A man in a suit speaks at a podium in front of a group of people seated in an elegant room with flags and light-colored curtains in the background.
Javier Milei at the Jockey Club | La Derecha Diario

Argentine politics, in recent decades, has been characterized by a toxic combination of resentment, misunderstood egalitarianism, and contempt for excellence. The institutions that were once beacons of merit and progress were persecuted or reduced to caricatures by a ruling class more interested in perpetuating its power than in building a country.

In this context, Milei represents an anomaly: a president who, instead of promising "more state," promises less. Who, instead of attacking those who produce, calls on them to lead the change.

Some may say that speaking at the Jockey Club is an "elitist" act. But what Milei did was quite the opposite: he challenged the productive elites to move out of passivity and assume their historical responsibility. "Our grandparents and great-grandparents dreamed of a great Argentina. It is time to recover that ambition," he told them. He warned them: "If we do not dream for ourselves, the bad guys will dream for us."

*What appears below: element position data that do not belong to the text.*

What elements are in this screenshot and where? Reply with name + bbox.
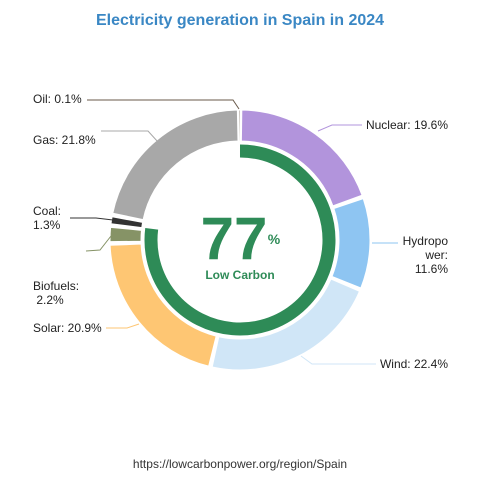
- slice-label-coal: Coal: 1.3%: [33, 204, 61, 232]
- slice-gas[interactable]: [113, 110, 238, 220]
- slice-label-nuclear: Nuclear: 19.6%: [366, 118, 448, 132]
- leader-line-coal: [70, 218, 113, 220]
- slice-label-gas: Gas: 21.8%: [33, 133, 96, 147]
- slice-label-wind: Wind: 22.4%: [380, 357, 448, 371]
- source-url[interactable]: https://lowcarbonpower.org/region/Spain: [133, 457, 347, 471]
- leader-line-gas: [101, 131, 158, 142]
- slice-label-hydropower: Hydropo wer: 11.6%: [403, 234, 449, 276]
- leader-line-wind: [301, 356, 376, 364]
- leader-line-biofuels: [86, 236, 111, 251]
- leader-line-nuclear: [318, 125, 362, 131]
- slice-biofuels[interactable]: [110, 227, 141, 241]
- leader-line-solar: [106, 324, 139, 328]
- center-caption: Low Carbon: [205, 268, 274, 282]
- leader-line-oil: [87, 100, 239, 109]
- slice-label-oil: Oil: 0.1%: [33, 92, 82, 106]
- center-unit: %: [268, 231, 281, 247]
- slice-label-biofuels: Biofuels: 2.2%: [33, 279, 79, 307]
- slice-oil[interactable]: [239, 110, 240, 141]
- center-value: 77: [201, 205, 268, 272]
- slice-label-solar: Solar: 20.9%: [33, 321, 102, 335]
- chart-title: Electricity generation in Spain in 2024: [96, 12, 384, 29]
- slice-hydropower[interactable]: [332, 199, 370, 288]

This message—uncomfortable for many—is necessary. Because Argentina will not move forward with subsidies, welfare plans, or barricade speeches. It will move forward when talent, merit, and responsibility once again occupy their rightful place. That begins, precisely, by recognizing those who once made the country great.

Milei's presence at the Jockey Club is a signal. A signal that, after years of darkness, there is a government willing to once again value the ideas that once placed us among the most prosperous countries in the world. It is, ultimately, the return of liberalism to the house where it all began.